Die Worte hallten noch immer in seinem Kopf nach. Anders würde er sein.
Was war so schlimm daran?
Sie hatten doch keine Ahnung! Ein verschreckter Haufen alter schrulliger Klappergestelle, die in ihrem Leben nicht weiter gesehen hatten als ein paar Schafslängen hinter den wackeligen Holzzaun, der das kleine Dorf umschloss!
Schützen würde der Zaun sie, das bläuten sie sich immer wieder gegenseitig ein. Doch wahrscheinlich wiederholten sie es nur, damit es für sie irgendwann tatsächlich zur Wahrheit wurde. Denn es war nicht die Wahrheit. Der Zaun sperrte sie in einen Käfig.
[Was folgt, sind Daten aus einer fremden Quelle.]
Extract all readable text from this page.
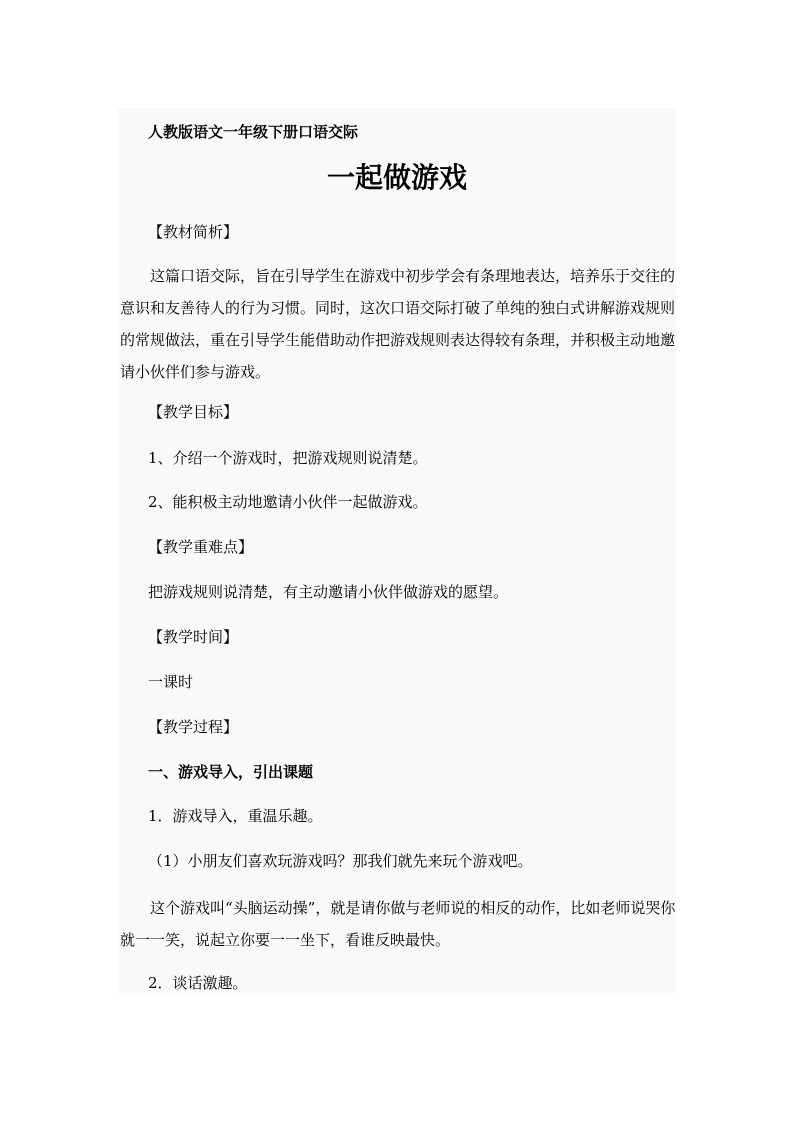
人教版语文一年级下册口语交际

一起做游戏

【教材简析】

这篇口语交际，旨在引导学生在游戏中初步学会有条理地表达，培养乐于交往的意识和友善待人的行为习惯。同时，这次口语交际打破了单纯的独白式讲解游戏规则的常规做法，重在引导学生能借助动作把游戏规则表达得较有条理，并积极主动地邀请小伙伴们参与游戏。

【教学目标】

1、介绍一个游戏时，把游戏规则说清楚。

2、能积极主动地邀请小伙伴一起做游戏。

【教学重难点】

把游戏规则说清楚，有主动邀请小伙伴做游戏的愿望。

【教学时间】

一课时

【教学过程】

一、游戏导入，引出课题

1．游戏导入，重温乐趣。

（1）小朋友们喜欢玩游戏吗？那我们就先来玩个游戏吧。

这个游戏叫“头脑运动操”，就是请你做与老师说的相反的动作，比如老师说哭你就一一笑，说起立你要一一坐下，看谁反映最快。

2．谈话激趣。
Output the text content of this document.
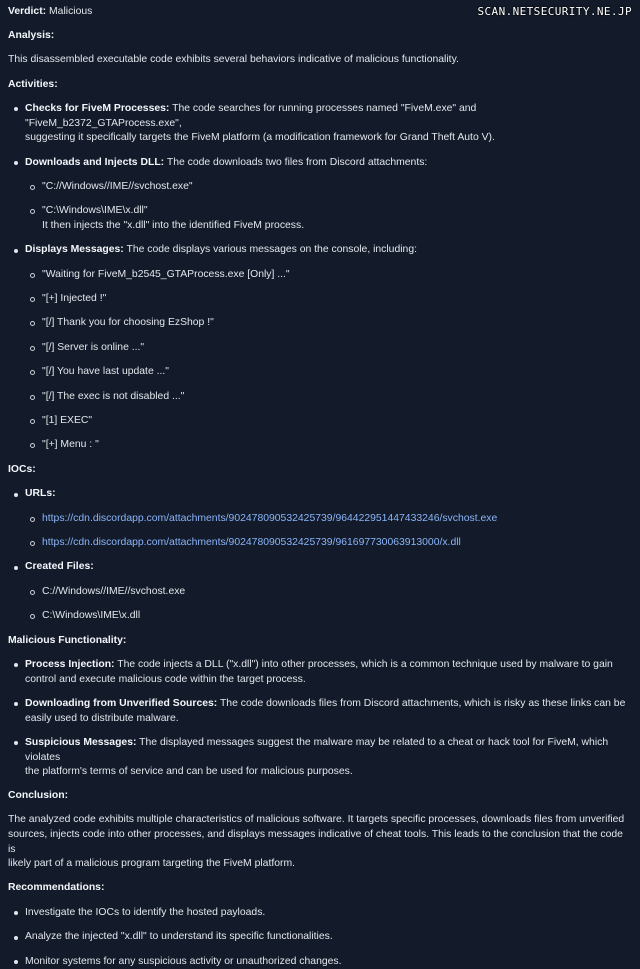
SCAN.NETSECURITY.NE.JP

Verdict: Malicious

Analysis:

This disassembled executable code exhibits several behaviors indicative of malicious functionality.

Activities:

Checks for FiveM Processes: The code searches for running processes named "FiveM.exe" and "FiveM_b2372_GTAProcess.exe",
suggesting it specifically targets the FiveM platform (a modification framework for Grand Theft Auto V).
Downloads and Injects DLL: The code downloads two files from Discord attachments:
"C://Windows//IME//svchost.exe"
"C:\Windows\IME\x.dll"
It then injects the "x.dll" into the identified FiveM process.
Displays Messages: The code displays various messages on the console, including:
"Waiting for FiveM_b2545_GTAProcess.exe [Only] ..."
"[+] Injected !"
"[/] Thank you for choosing EzShop !"
"[/] Server is online ..."
"[/] You have last update ..."
"[/] The exec is not disabled ..."
"[1] EXEC"
"[+] Menu : "

IOCs:

URLs:
https://cdn.discordapp.com/attachments/902478090532425739/964422951447433246/svchost.exe
https://cdn.discordapp.com/attachments/902478090532425739/961697730063913000/x.dll
Created Files:
C://Windows//IME//svchost.exe
C:\Windows\IME\x.dll

Malicious Functionality:

Process Injection: The code injects a DLL ("x.dll") into other processes, which is a common technique used by malware to gain
control and execute malicious code within the target process.
Downloading from Unverified Sources: The code downloads files from Discord attachments, which is risky as these links can be
easily used to distribute malware.
Suspicious Messages: The displayed messages suggest the malware may be related to a cheat or hack tool for FiveM, which violates
the platform's terms of service and can be used for malicious purposes.

Conclusion:

The analyzed code exhibits multiple characteristics of malicious software. It targets specific processes, downloads files from unverified
sources, injects code into other processes, and displays messages indicative of cheat tools. This leads to the conclusion that the code is
likely part of a malicious program targeting the FiveM platform.

Recommendations:

Investigate the IOCs to identify the hosted payloads.
Analyze the injected "x.dll" to understand its specific functionalities.
Monitor systems for any suspicious activity or unauthorized changes.
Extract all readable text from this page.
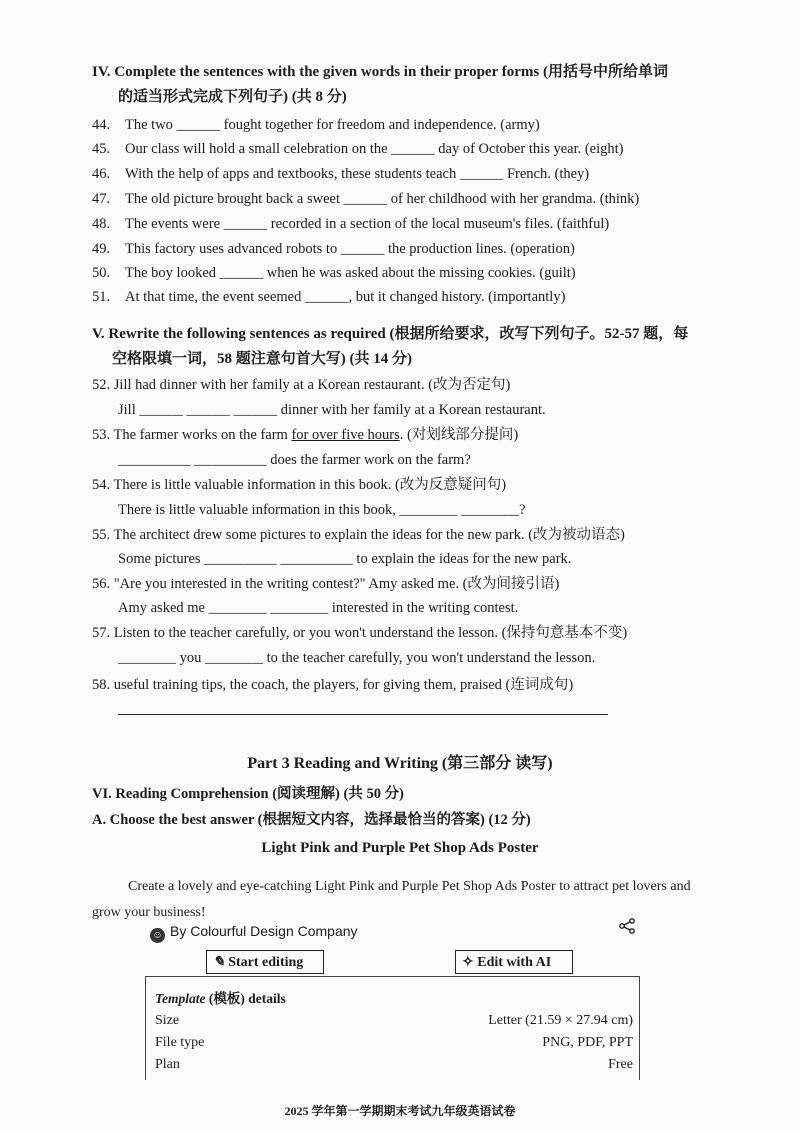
IV. Complete the sentences with the given words in their proper forms (用括号中所给单词
的适当形式完成下列句子) (共 8 分)
44. The two ______ fought together for freedom and independence. (army)
45. Our class will hold a small celebration on the ______ day of October this year. (eight)
46. With the help of apps and textbooks, these students teach ______ French. (they)
47. The old picture brought back a sweet ______ of her childhood with her grandma. (think)
48. The events were ______ recorded in a section of the local museum's files. (faithful)
49. This factory uses advanced robots to ______ the production lines. (operation)
50. The boy looked ______ when he was asked about the missing cookies. (guilt)
51. At that time, the event seemed ______, but it changed history. (importantly)
V. Rewrite the following sentences as required (根据所给要求，改写下列句子。52-57 题，每
空格限填一词，58 题注意句首大写) (共 14 分)
52. Jill had dinner with her family at a Korean restaurant. (改为否定句)
Jill ______ ______ ______ dinner with her family at a Korean restaurant.
53. The farmer works on the farm for over five hours. (对划线部分提问)
__________ __________ does the farmer work on the farm?
54. There is little valuable information in this book. (改为反意疑问句)
There is little valuable information in this book, ________ ________?
55. The architect drew some pictures to explain the ideas for the new park. (改为被动语态)
Some pictures __________ __________ to explain the ideas for the new park.
56. "Are you interested in the writing contest?" Amy asked me. (改为间接引语)
Amy asked me ________ ________ interested in the writing contest.
57. Listen to the teacher carefully, or you won't understand the lesson. (保持句意基本不变)
________ you ________ to the teacher carefully, you won't understand the lesson.
58. useful training tips, the coach, the players, for giving them, praised (连词成句)
Part 3 Reading and Writing (第三部分 读写)
VI. Reading Comprehension (阅读理解) (共 50 分)
A. Choose the best answer (根据短文内容，选择最恰当的答案) (12 分)
Light Pink and Purple Pet Shop Ads Poster
Create a lovely and eye-catching Light Pink and Purple Pet Shop Ads Poster to attract pet lovers and grow your business!
☺ By Colourful Design Company
✎ Start editing	✧ Edit with AI
Template (模板) details
Size	Letter (21.59 × 27.94 cm)
File type	PNG, PDF, PPT
Plan	Free
2025 学年第一学期期末考试九年级英语试卷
Wie Gänse waren sie panisch in alle Richtungen davon gestoben und hatten laut und lauter geschnattert und geschnattert und geschnattert, als sie von seinem Vorhaben erfuhren. Er hatte den Staub aufgewirbelt, der sich über die Jahre auf den alten Legenden niedergesetzt hatte und nun durch die Luft wirbelte, tanzte, Pirouetten drehte.
Er war lange kein törichter Bub mehr. Er war ein Junge, der aufgebrochen war, um die Wahrheit zu finden. Anders als die Leute im Fischerdorf, die er mit jedem Schritt weiter hinter sich brachte.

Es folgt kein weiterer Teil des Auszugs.